Dear Raspberry Pi development team, please do not delay official support for OpenGLES. As of December 2019, there are still no officially supported OpenGLES implementations for Raspberry Pi 4. Part of the reason for this breakage was because of a new chip: VideoCore 6 which is different from VideoCore 4 from Raspberry Pi 3. VC6 was closer to VC5 than VC4 is to VC6. As a result most OpenGLES demo examples packaged with the Pi under /opt/vc simply do not work.
Last I looked into this, however, there are ongoing talks to get rid of the old way of binding devices for the GPU and instead focus on DRM and OpenGLES API based approach which is more common for Linux desktops today.
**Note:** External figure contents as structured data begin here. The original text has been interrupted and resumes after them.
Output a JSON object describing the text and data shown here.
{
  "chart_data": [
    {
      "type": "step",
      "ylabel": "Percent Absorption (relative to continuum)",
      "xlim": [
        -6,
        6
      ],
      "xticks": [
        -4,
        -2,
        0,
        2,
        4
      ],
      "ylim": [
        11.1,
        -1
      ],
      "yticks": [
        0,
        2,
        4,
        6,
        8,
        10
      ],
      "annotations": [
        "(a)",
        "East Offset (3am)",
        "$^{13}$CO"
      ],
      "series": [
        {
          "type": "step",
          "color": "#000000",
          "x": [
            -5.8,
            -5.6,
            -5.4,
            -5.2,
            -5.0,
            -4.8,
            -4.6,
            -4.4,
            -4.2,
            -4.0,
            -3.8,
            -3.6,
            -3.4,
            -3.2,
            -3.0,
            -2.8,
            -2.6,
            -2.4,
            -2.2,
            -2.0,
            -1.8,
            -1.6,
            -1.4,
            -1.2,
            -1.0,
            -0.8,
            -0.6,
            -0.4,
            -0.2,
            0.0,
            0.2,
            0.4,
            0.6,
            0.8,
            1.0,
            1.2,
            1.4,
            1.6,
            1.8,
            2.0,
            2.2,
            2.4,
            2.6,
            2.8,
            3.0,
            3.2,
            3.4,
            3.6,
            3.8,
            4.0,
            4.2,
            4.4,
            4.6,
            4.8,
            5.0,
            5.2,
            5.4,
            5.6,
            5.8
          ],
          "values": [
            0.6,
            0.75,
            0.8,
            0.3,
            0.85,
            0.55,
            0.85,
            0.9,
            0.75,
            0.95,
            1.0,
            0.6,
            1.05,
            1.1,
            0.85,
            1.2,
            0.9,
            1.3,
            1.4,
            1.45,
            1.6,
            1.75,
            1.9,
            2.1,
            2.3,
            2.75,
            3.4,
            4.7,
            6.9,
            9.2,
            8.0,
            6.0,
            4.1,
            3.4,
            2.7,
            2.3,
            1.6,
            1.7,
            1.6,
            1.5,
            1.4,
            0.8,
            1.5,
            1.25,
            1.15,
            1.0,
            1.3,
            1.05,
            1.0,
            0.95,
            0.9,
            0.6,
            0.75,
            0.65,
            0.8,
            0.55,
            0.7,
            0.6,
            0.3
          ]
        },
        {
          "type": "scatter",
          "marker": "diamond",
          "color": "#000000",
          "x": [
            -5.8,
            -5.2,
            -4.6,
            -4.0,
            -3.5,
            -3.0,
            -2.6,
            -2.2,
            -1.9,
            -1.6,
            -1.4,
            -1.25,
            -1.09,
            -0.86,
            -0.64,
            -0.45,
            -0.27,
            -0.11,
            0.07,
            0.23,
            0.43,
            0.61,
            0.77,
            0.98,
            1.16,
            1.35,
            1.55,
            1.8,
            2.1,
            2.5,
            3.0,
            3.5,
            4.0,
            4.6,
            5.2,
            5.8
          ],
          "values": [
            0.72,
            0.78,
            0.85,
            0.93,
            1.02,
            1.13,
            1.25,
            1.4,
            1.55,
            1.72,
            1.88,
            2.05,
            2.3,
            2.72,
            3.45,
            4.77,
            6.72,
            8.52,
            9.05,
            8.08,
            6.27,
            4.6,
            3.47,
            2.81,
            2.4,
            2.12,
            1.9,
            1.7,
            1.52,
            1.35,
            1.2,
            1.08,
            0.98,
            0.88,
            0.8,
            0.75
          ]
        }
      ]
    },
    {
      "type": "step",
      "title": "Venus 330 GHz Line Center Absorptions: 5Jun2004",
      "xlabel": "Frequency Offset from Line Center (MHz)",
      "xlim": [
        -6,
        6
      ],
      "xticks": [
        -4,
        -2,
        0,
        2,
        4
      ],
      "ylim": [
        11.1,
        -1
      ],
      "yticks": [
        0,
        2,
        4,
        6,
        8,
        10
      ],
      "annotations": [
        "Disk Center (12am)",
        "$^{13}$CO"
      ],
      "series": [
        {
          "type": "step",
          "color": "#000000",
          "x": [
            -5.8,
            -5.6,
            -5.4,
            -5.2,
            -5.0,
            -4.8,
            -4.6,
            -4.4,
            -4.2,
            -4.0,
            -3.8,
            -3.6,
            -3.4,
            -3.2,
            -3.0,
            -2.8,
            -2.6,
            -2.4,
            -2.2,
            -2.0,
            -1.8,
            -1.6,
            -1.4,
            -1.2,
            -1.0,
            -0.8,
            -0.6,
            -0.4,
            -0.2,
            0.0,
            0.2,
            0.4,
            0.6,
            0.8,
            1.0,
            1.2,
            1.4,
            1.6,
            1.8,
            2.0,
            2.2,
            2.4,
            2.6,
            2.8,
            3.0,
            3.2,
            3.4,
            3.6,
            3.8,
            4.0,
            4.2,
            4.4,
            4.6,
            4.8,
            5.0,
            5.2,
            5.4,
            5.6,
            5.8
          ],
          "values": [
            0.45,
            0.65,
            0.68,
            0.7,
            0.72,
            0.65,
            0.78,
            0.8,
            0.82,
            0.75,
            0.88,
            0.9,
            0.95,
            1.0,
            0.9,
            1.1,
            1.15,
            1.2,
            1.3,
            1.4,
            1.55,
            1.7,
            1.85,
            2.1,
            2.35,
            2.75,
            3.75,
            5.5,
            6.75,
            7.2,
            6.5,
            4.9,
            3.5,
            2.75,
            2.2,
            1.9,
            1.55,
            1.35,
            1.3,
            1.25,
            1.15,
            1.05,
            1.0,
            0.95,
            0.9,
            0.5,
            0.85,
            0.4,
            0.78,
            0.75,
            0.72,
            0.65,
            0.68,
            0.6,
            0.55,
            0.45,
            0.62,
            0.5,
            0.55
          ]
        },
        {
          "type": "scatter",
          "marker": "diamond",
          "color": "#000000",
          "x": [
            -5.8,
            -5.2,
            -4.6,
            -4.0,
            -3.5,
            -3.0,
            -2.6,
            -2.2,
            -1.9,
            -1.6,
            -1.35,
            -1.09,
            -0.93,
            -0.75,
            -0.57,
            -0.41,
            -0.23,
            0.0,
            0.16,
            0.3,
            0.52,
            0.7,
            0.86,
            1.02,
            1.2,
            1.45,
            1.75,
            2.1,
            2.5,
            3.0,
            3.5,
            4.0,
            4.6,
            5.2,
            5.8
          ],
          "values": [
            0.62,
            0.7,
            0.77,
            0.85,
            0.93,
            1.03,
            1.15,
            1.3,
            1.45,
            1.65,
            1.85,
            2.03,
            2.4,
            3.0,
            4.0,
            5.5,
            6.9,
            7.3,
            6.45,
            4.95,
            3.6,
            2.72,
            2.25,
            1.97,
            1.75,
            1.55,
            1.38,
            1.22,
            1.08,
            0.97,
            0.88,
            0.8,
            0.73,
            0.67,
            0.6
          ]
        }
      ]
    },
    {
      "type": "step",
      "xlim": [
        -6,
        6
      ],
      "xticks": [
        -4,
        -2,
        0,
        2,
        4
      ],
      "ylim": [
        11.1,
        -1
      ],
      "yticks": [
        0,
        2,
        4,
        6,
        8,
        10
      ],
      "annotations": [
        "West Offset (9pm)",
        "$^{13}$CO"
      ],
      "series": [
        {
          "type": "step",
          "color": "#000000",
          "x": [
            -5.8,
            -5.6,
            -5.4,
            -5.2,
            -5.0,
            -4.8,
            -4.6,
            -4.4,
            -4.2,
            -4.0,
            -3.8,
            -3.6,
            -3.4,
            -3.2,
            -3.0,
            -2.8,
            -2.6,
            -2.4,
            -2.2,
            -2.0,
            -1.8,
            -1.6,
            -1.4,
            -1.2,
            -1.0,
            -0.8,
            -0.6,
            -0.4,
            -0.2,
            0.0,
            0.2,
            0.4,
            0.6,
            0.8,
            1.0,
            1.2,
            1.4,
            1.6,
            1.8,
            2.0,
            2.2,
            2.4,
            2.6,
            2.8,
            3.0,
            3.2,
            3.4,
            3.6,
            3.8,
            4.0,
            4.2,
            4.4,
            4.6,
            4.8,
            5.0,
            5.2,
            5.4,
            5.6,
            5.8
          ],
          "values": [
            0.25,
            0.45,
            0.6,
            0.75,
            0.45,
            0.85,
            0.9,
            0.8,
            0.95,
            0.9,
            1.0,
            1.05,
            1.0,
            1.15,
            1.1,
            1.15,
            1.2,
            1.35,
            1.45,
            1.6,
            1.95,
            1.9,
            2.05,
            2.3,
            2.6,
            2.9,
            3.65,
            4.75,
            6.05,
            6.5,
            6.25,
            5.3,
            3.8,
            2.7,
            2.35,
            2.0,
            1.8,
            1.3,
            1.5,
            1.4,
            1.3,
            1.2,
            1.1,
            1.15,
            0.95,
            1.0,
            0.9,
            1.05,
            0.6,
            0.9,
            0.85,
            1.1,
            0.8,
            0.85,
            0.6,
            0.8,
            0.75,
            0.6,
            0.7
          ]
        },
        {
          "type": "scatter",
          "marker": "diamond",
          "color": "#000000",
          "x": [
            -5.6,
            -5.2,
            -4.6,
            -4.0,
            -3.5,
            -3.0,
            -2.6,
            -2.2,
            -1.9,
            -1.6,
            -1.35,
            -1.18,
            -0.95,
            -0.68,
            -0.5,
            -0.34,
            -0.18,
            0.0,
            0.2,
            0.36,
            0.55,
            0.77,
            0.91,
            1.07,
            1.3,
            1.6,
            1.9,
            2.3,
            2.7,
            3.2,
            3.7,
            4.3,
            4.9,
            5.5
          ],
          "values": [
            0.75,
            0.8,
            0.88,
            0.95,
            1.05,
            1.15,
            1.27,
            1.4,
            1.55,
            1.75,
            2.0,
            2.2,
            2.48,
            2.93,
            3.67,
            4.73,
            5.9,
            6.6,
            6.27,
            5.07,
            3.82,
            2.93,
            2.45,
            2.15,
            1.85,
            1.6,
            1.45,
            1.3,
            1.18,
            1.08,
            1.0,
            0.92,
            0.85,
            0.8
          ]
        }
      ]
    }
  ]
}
I attempted to pull and work with the active upstream Mesa repository which housed the upto date Raspberry Pi 4 graphics demo but did not have time to complete it without spending hours of reading and building expertise on the graphics pipeline. At this point, I'll wait until the Raspberry Pi team solidifies the API. Until then, the project code has experimental build flags to use opengl header files but do not compile successfully.
Overall this project has been an amazing experience. Being able to write for an embedded system with a small memory has been a great way for me to push myself to optimize where it matters. There is still much to discuss in the real of Conway's Game of Life itself. Specific algorithms and all. I look forward to be able to share that knowledge another time.